Frederick Henry’s friend, Rinaldi, becomes so overworked in Frederick Henry’s absence that he begins to drink too much, his hands shake, and he is reduced to only being able to operate and drink. Both men’s lives have been stripped away from them by a war that is out of their control. Similarly, although Frederick Henry makes a conscious choice to meet Catherine and a conscious choice to attempt to seduce her, his subsequent feelings for her and longing to be with her even if it means deserting the army, are not factors he controls, but factors which control him.

In the later scenes of the novel, the sense of being at the mercy of fate or nature is symbolically shown by the scene when Frederick Henry and Catherine attempt to cross the lake in a rowboat, using an umbrella as an impromptu sail: “The wind was full in it and I felt the boat suck forward while I held as hard as I could o the two edges. It pulled hard. The boat was moving fast. ” In this scene, the characters’ will to escape is shown to be in (momentary) harmony with fate or with Nature. But only a few moments later: “The umbrella strained and pulled and I felt us driving along with it.

I braced my feet and held back on it, then suddenly, it buckled; I felt a rib snap on my forehead”; this bit of foreshadowing indicates the previously described conflict between individual will and fate or nature — and foreshadows Catherine’s death at the novel’s close, (Hemingway). Like Frederick Henry, Catherine is caught in a conflict between her desire to serve the United Kingdom, her country, and a desire to be free to be in love with Frederick Henry. Early in the novel, just before the battle where Frederick henry is wounded, she tells him: “Be a good boy and be careful.

No, you can’t kiss me here. You can’t,” (Hemingway). This shows how Catherine is usually one to stick to rules and she is not looking for any kind of open rebellion. Later in the novel, when she is torn between her love for Fredrick Henry and her sense of duty — she flees with him to Switzerland, but dies in her miscarried child-birth. All three of the main characters in “A Farewell to Arms’ experience a conflict between their sense of duty and their sense of self. The theme of self-against-fate or of self-against-nature and self-against-authority drives the novel throughout.

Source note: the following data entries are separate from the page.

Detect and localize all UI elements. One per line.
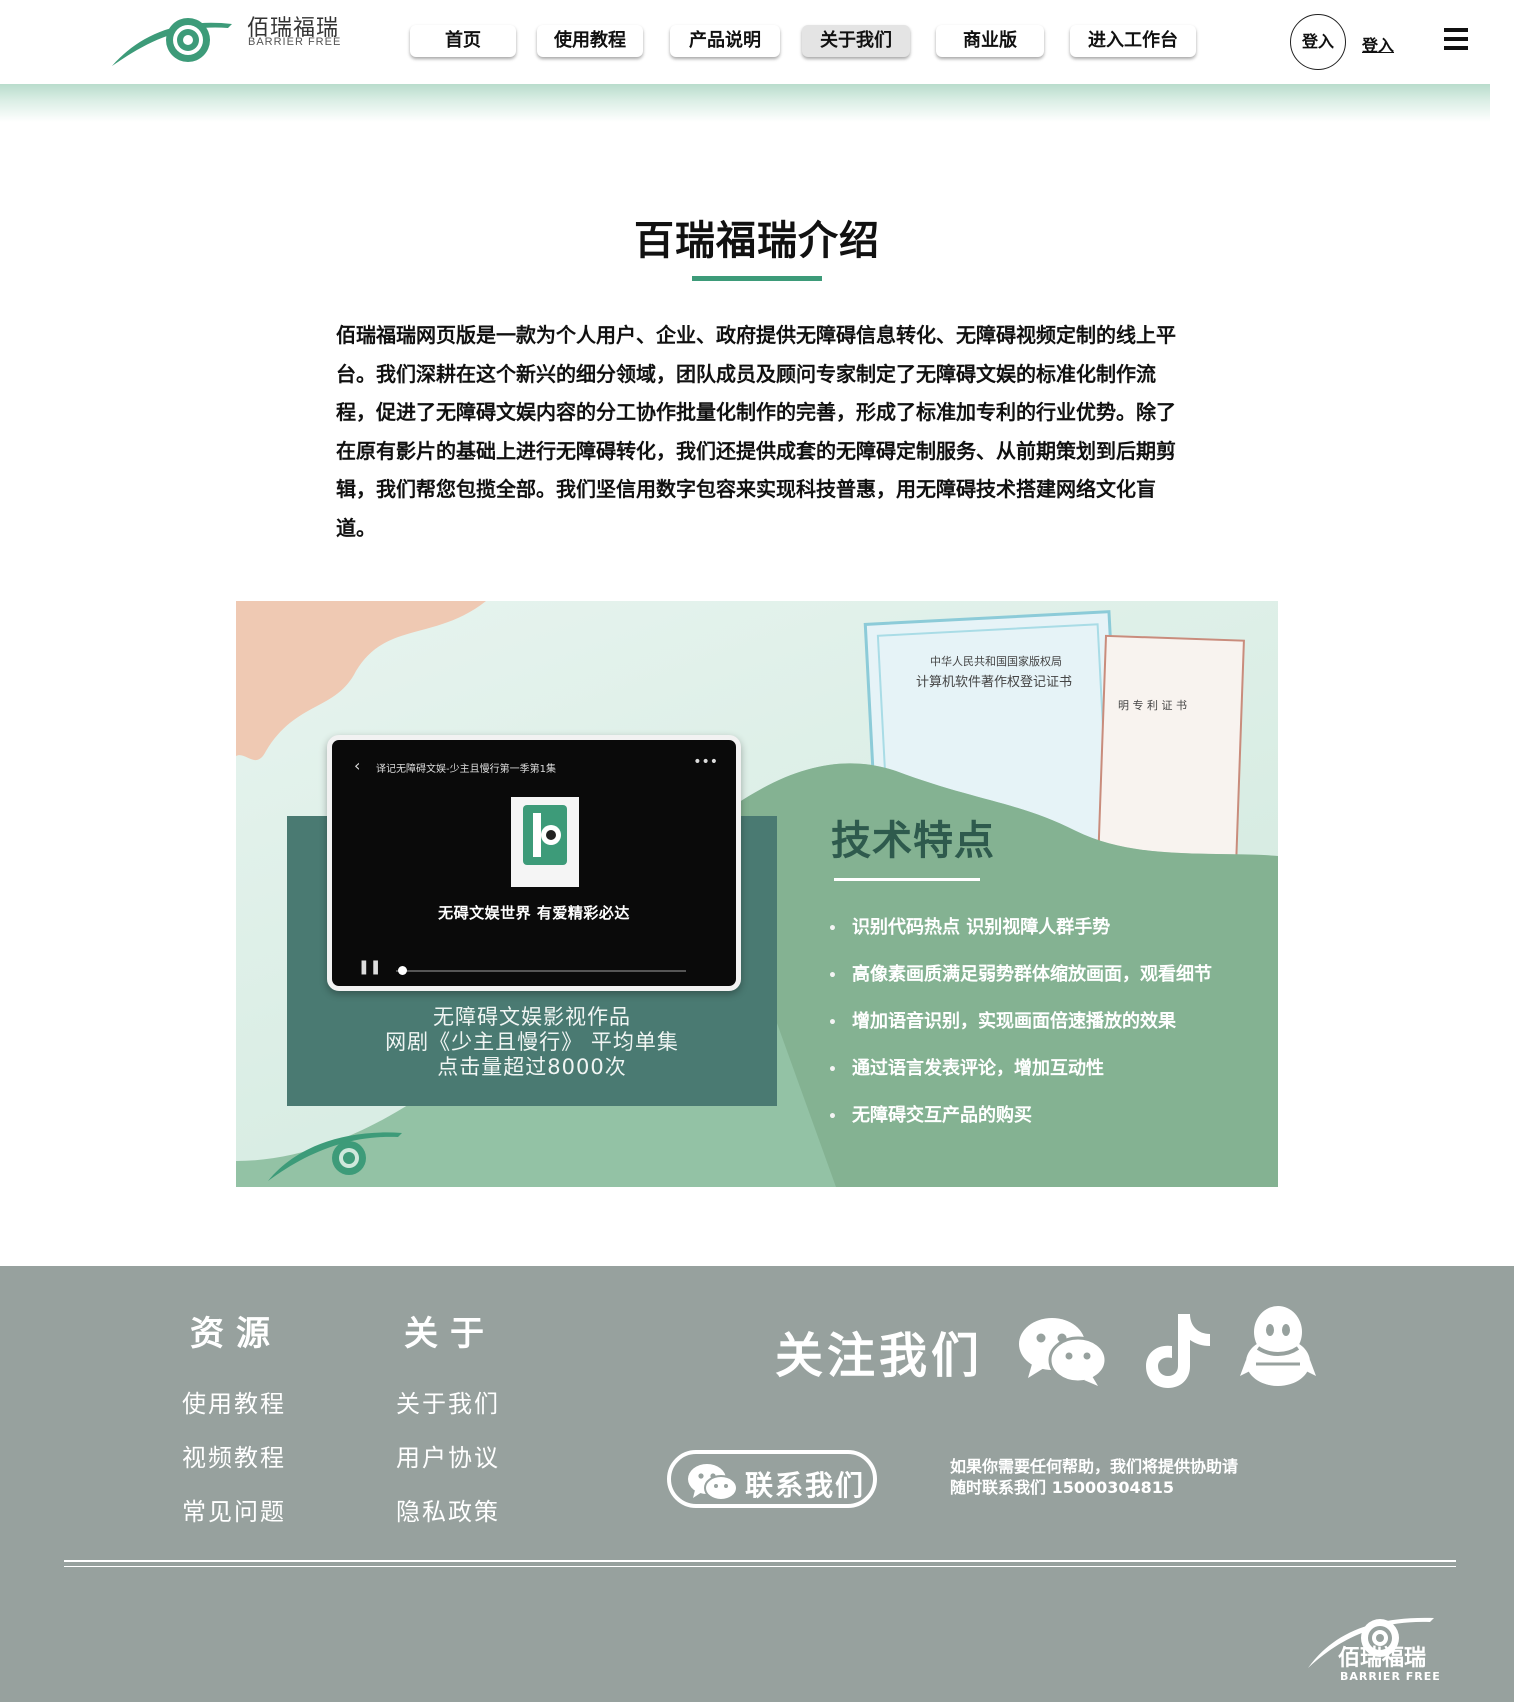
- cert1-subtitle: 计算机软件著作权登记证书: [916, 675, 1073, 690]
- back-arrow-icon[interactable]: ‹: [354, 756, 360, 775]
- wechat-icon[interactable]: [1018, 1314, 1108, 1388]
- works-line: 无障碍文娱影视作品: [433, 1005, 631, 1029]
- footer-link-about-us[interactable]: 关于我们: [396, 1384, 500, 1419]
- footer-link-user-agreement[interactable]: 用户协议: [396, 1438, 500, 1473]
- nav-tutorial[interactable]: 使用教程: [537, 25, 643, 57]
- video-progress-bar[interactable]: [396, 970, 686, 972]
- help-text: 如果你需要任何帮助，我们将提供协助请 随时联系我们 15000304815: [950, 1456, 1290, 1498]
- intro-paragraph: 佰瑞福瑞网页版是一款为个人用户、企业、政府提供无障碍信息转化、无障碍视频定制的线…: [336, 323, 1176, 540]
- resources-title: 资源: [190, 1314, 282, 1354]
- site-footer: 资源 使用教程 视频教程 常见问题 关于 关于我们 用户协议 隐私政策 关注我们: [0, 1266, 1514, 1702]
- video-logo-icon: [511, 797, 579, 887]
- hamburger-menu-icon[interactable]: [1444, 28, 1468, 52]
- feature-banner: 中华人民共和国国家版权局 计算机软件著作权登记证书 明 专 利 证 书 ‹ 译记…: [236, 601, 1278, 1187]
- help-line: 随时联系我们 15000304815: [950, 1478, 1175, 1497]
- contact-us-button[interactable]: 联系我们: [667, 1450, 877, 1508]
- footer-link-video-tutorial[interactable]: 视频教程: [182, 1438, 286, 1473]
- progress-handle[interactable]: [398, 966, 407, 975]
- tech-feature-item: 无障碍交互产品的购买: [828, 1103, 1212, 1150]
- contact-us-label: 联系我们: [745, 1469, 866, 1502]
- cert2-subtitle: 明 专 利 证 书: [1118, 699, 1187, 712]
- footer-divider: [64, 1566, 1456, 1567]
- nav-about-us[interactable]: 关于我们: [802, 25, 910, 57]
- more-options-icon[interactable]: •••: [693, 754, 718, 770]
- works-line: 点击量超过8000次: [437, 1055, 627, 1079]
- footer-divider: [64, 1560, 1456, 1562]
- login-circle-button[interactable]: 登入: [1290, 14, 1346, 70]
- nav-business[interactable]: 商业版: [936, 25, 1044, 57]
- nav-workspace[interactable]: 进入工作台: [1070, 25, 1196, 57]
- tech-features-title: 技术特点: [831, 818, 995, 864]
- tech-feature-item: 增加语音识别，实现画面倍速播放的效果: [828, 1009, 1212, 1056]
- footer-link-tutorial[interactable]: 使用教程: [182, 1384, 286, 1419]
- cert1-title: 中华人民共和国国家版权局: [930, 655, 1062, 668]
- site-header: 佰瑞福瑞 BARRIER FREE 首页 使用教程 产品说明 关于我们 商业版 …: [0, 0, 1514, 84]
- pause-icon[interactable]: ❚❚: [358, 959, 381, 975]
- nav-home[interactable]: 首页: [410, 25, 516, 57]
- tiktok-icon[interactable]: [1144, 1312, 1214, 1390]
- tablet-video-player[interactable]: ‹ 译记无障碍文娱-少主且慢行第一季第1集 ••• 无碍文娱世界 有爱精彩必达 …: [327, 735, 741, 991]
- help-line: 如果你需要任何帮助，我们将提供协助请: [950, 1457, 1239, 1476]
- intro-title: 百瑞福瑞介绍: [634, 218, 880, 264]
- tech-feature-item: 高像素画质满足弱势群体缩放画面，观看细节: [828, 962, 1212, 1009]
- tech-features-list: 识别代码热点 识别视障人群手势 高像素画质满足弱势群体缩放画面，观看细节 增加语…: [828, 915, 1212, 1150]
- login-link[interactable]: 登入: [1362, 32, 1394, 56]
- tech-title-underline: [834, 878, 980, 881]
- works-line: 网剧《少主且慢行》 平均单集: [385, 1030, 679, 1054]
- video-title: 译记无障碍文娱-少主且慢行第一季第1集: [376, 764, 556, 775]
- header-shadow: [0, 84, 1490, 122]
- footer-logo-subtitle: BARRIER FREE: [1340, 1670, 1441, 1683]
- title-underline: [692, 276, 822, 281]
- tech-feature-item: 通过语言发表评论，增加互动性: [828, 1056, 1212, 1103]
- about-title: 关于: [404, 1314, 496, 1354]
- footer-link-privacy[interactable]: 隐私政策: [396, 1492, 500, 1527]
- footer-logo-text: 佰瑞福瑞: [1338, 1646, 1427, 1671]
- nav-product[interactable]: 产品说明: [670, 25, 780, 57]
- works-description: 无障碍文娱影视作品 网剧《少主且慢行》 平均单集 点击量超过8000次: [287, 1005, 777, 1080]
- qq-icon[interactable]: [1240, 1304, 1316, 1390]
- logo-subtitle: BARRIER FREE: [248, 36, 342, 48]
- follow-us-title: 关注我们: [775, 1328, 984, 1384]
- footer-link-faq[interactable]: 常见问题: [182, 1492, 286, 1527]
- video-caption: 无碍文娱世界 有爱精彩必达: [438, 904, 630, 922]
- wechat-small-icon: [688, 1464, 738, 1501]
- tech-feature-item: 识别代码热点 识别视障人群手势: [828, 915, 1212, 962]
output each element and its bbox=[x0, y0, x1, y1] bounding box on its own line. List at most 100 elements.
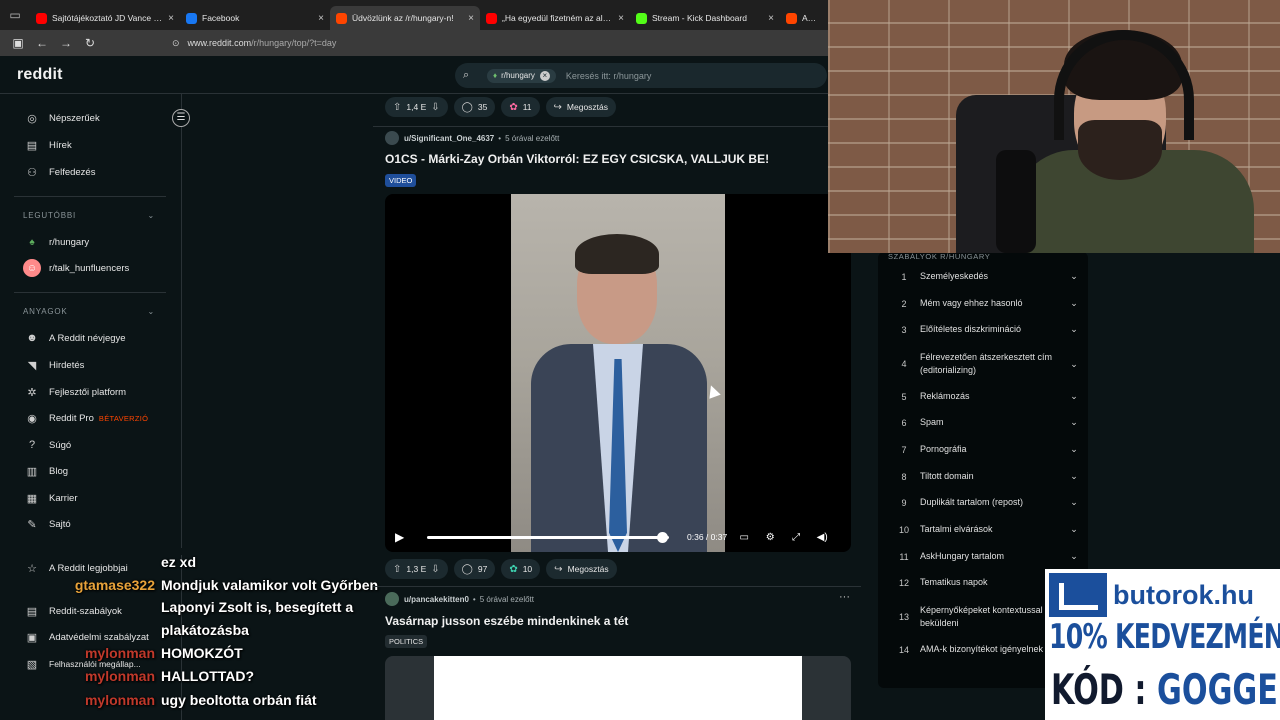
close-tab-icon[interactable]: × bbox=[618, 13, 624, 24]
chevron-down-icon[interactable]: ⌄ bbox=[1066, 271, 1082, 282]
rule-item[interactable]: 8 Tiltott domain ⌄ bbox=[888, 470, 1082, 483]
sidebar-item-news[interactable]: ▤ Hírek bbox=[23, 136, 72, 154]
upvote-icon[interactable]: ⇧ bbox=[393, 564, 401, 575]
recent-section-header[interactable]: LEGUTÓBBI ⌄ bbox=[23, 211, 155, 220]
award-button[interactable]: ✿ 10 bbox=[501, 559, 541, 579]
close-tab-icon[interactable]: × bbox=[468, 13, 474, 24]
captions-icon[interactable]: ▭ bbox=[735, 532, 753, 543]
back-icon[interactable]: ← bbox=[30, 31, 54, 55]
volume-icon[interactable]: ◀) bbox=[813, 532, 831, 543]
reload-icon[interactable]: ↻ bbox=[78, 31, 102, 55]
reddit-logo[interactable]: reddit bbox=[17, 66, 63, 84]
rule-item[interactable]: 2 Mém vagy ehhez hasonló ⌄ bbox=[888, 297, 1082, 310]
search-input[interactable] bbox=[565, 70, 766, 81]
tab-actions-icon[interactable]: ▭ bbox=[0, 0, 30, 30]
close-tab-icon[interactable]: × bbox=[768, 13, 774, 24]
upvote-icon[interactable]: ⇧ bbox=[393, 102, 401, 113]
sidebar-item-r-talk-hunfluencers[interactable]: ☺ r/talk_hunfluencers bbox=[23, 259, 129, 277]
close-tab-icon[interactable]: × bbox=[168, 13, 174, 24]
browser-tab[interactable]: Amit a bbox=[780, 6, 822, 30]
career-icon: ▦ bbox=[26, 492, 38, 505]
sidebar-item-explore[interactable]: ⚇ Felfedezés bbox=[23, 163, 95, 181]
post-author[interactable]: u/Significant_One_4637 bbox=[404, 134, 494, 143]
rule-item[interactable]: 5 Reklámozás ⌄ bbox=[888, 390, 1082, 403]
browser-tab[interactable]: Sajtótájékoztató JD Vance amerikai× bbox=[30, 6, 180, 30]
comments-button[interactable]: ◯ 97 bbox=[453, 559, 496, 579]
video-progress-knob[interactable] bbox=[656, 531, 668, 543]
post-title[interactable]: O1CS - Márki-Zay Orbán Viktorról: EZ EGY… bbox=[385, 152, 769, 166]
workspaces-icon[interactable]: ▣ bbox=[6, 31, 30, 55]
browser-tab[interactable]: Stream - Kick Dashboard × bbox=[630, 6, 780, 30]
chevron-down-icon[interactable]: ⌄ bbox=[1066, 417, 1082, 428]
avatar[interactable] bbox=[385, 131, 399, 145]
chevron-down-icon[interactable]: ⌄ bbox=[1066, 391, 1082, 402]
rule-item[interactable]: 9 Duplikált tartalom (repost) ⌄ bbox=[888, 496, 1082, 509]
chevron-down-icon[interactable]: ⌄ bbox=[1066, 324, 1082, 335]
settings-icon[interactable]: ⚙ bbox=[761, 532, 779, 543]
search-bar[interactable]: ⌕ ♦ r/hungary × bbox=[455, 63, 827, 88]
chevron-down-icon[interactable]: ⌄ bbox=[1066, 524, 1082, 535]
browser-tab[interactable]: „Ha egyedül fizetném az albérlet × bbox=[480, 6, 630, 30]
post-flair[interactable]: POLITICS bbox=[385, 635, 428, 648]
chevron-down-icon[interactable]: ⌄ bbox=[1066, 298, 1082, 309]
chat-text: Laponyi Zsolt is, besegített a bbox=[161, 599, 354, 615]
rule-number: 3 bbox=[901, 324, 907, 335]
avatar[interactable] bbox=[385, 592, 399, 606]
forward-icon[interactable]: → bbox=[54, 31, 78, 55]
more-options-icon[interactable]: ··· bbox=[839, 591, 850, 603]
chevron-down-icon[interactable]: ⌄ bbox=[1066, 497, 1082, 508]
sidebar-item-r-hungary[interactable]: ♠ r/hungary bbox=[23, 233, 89, 251]
rule-item[interactable]: 4 Félrevezetően átszerkesztett cím (edito… bbox=[888, 351, 1082, 377]
comments-button[interactable]: ◯ 35 bbox=[453, 97, 496, 117]
share-button[interactable]: ↪ Megosztás bbox=[545, 97, 617, 117]
chevron-down-icon[interactable]: ⌄ bbox=[1066, 444, 1082, 455]
rule-item[interactable]: 3 Előítéletes diszkrimináció ⌄ bbox=[888, 323, 1082, 336]
post-title[interactable]: Vasárnap jusson eszébe mindenkinek a tét bbox=[385, 614, 628, 628]
sidebar-item-help[interactable]: ? Súgó bbox=[23, 436, 71, 454]
video-progress-bar[interactable] bbox=[427, 531, 669, 543]
sidebar-item-careers[interactable]: ▦ Karrier bbox=[23, 489, 78, 507]
video-player[interactable]: ▶ 0:36 / 0:37 ▭ ⚙ ⤢ ◀) bbox=[385, 194, 851, 552]
play-icon[interactable]: ▶ bbox=[395, 530, 409, 544]
downvote-icon[interactable]: ⇩ bbox=[431, 102, 439, 113]
rule-item[interactable]: 7 Pornográfia ⌄ bbox=[888, 443, 1082, 456]
tab-favicon-icon bbox=[36, 12, 47, 24]
sidebar-item-about-reddit[interactable]: ☻ A Reddit névjegye bbox=[23, 329, 125, 347]
rule-item[interactable]: 1 Személyeskedés ⌄ bbox=[888, 270, 1082, 283]
chevron-down-icon[interactable]: ⌄ bbox=[1066, 551, 1082, 562]
site-info-icon[interactable]: ⊙ bbox=[172, 38, 180, 49]
sidebar-item-popular[interactable]: ◎ Népszerűek bbox=[23, 109, 100, 127]
sidebar-item-dev-platform[interactable]: ✲ Fejlesztői platform bbox=[23, 383, 126, 401]
browser-tab[interactable]: Facebook × bbox=[180, 6, 330, 30]
sidebar-item-advertise[interactable]: ◥ Hirdetés bbox=[23, 356, 85, 374]
share-button[interactable]: ↪ Megosztás bbox=[546, 559, 617, 579]
chevron-down-icon[interactable]: ⌄ bbox=[1066, 471, 1082, 482]
close-tab-icon[interactable]: × bbox=[318, 13, 324, 24]
award-button[interactable]: ✿ 11 bbox=[501, 97, 540, 117]
rule-item[interactable]: 10 Tartalmi elvárások ⌄ bbox=[888, 523, 1082, 536]
sidebar-item-reddit-pro[interactable]: ◉ Reddit Pro BÉTAVERZIÓ bbox=[23, 409, 148, 427]
clear-scope-icon[interactable]: × bbox=[539, 70, 550, 81]
sidebar-item-reddit-rules[interactable]: ▤ Reddit-szabályok bbox=[23, 602, 122, 620]
post-author[interactable]: u/pancakekitten0 bbox=[404, 595, 469, 604]
browser-tab[interactable]: Üdvözlünk az /r/hungary-n! × bbox=[330, 6, 480, 30]
chevron-down-icon[interactable]: ⌄ bbox=[1066, 359, 1082, 370]
sidebar-item-label: Népszerűek bbox=[49, 112, 100, 124]
sidebar-item-user-agreement[interactable]: ▧ Felhasználói megállap... bbox=[23, 655, 141, 673]
rule-item[interactable]: 6 Spam ⌄ bbox=[888, 416, 1082, 429]
rules-icon: ▤ bbox=[26, 605, 38, 618]
collapse-sidebar-icon[interactable]: ☰ bbox=[172, 109, 190, 127]
downvote-icon[interactable]: ⇩ bbox=[431, 564, 439, 575]
sidebar-item-best-of[interactable]: ☆ A Reddit legjobbjai bbox=[23, 559, 128, 577]
post-media-preview[interactable] bbox=[385, 656, 851, 720]
sidebar-item-blog[interactable]: ▥ Blog bbox=[23, 462, 68, 480]
fullscreen-icon[interactable]: ⤢ bbox=[787, 532, 805, 543]
resources-section-header[interactable]: ANYAGOK ⌄ bbox=[23, 307, 155, 316]
sidebar-item-privacy[interactable]: ▣ Adatvédelmi szabályzat bbox=[23, 628, 149, 646]
search-scope-chip[interactable]: ♦ r/hungary × bbox=[487, 68, 556, 83]
resources-section-title: ANYAGOK bbox=[23, 307, 68, 316]
post-flair[interactable]: VIDEO bbox=[385, 174, 417, 187]
url-field[interactable]: ⊙ www.reddit.com/r/hungary/top/?t=day bbox=[172, 38, 336, 49]
rule-number: 2 bbox=[901, 298, 907, 309]
rule-item[interactable]: 11 AskHungary tartalom ⌄ bbox=[888, 550, 1082, 563]
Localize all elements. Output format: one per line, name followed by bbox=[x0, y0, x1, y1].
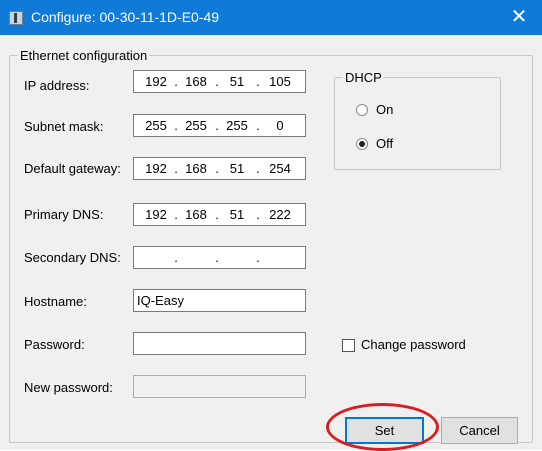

Henry’s escape from the battle police nad his refusal to surrender to the Italian police indicate that for him the sens of self becomes more important than the sense of duty. Catherine also undergoes this character change. It is not revealed whether or not Rinaldi resolves his crises of faith, gut the reader is left believing that just as Catherine and Frederick henry paid a heavy toll to fate and — Rinaldi, also, will have had a day of destiny, one which came partially from forces outside of his control.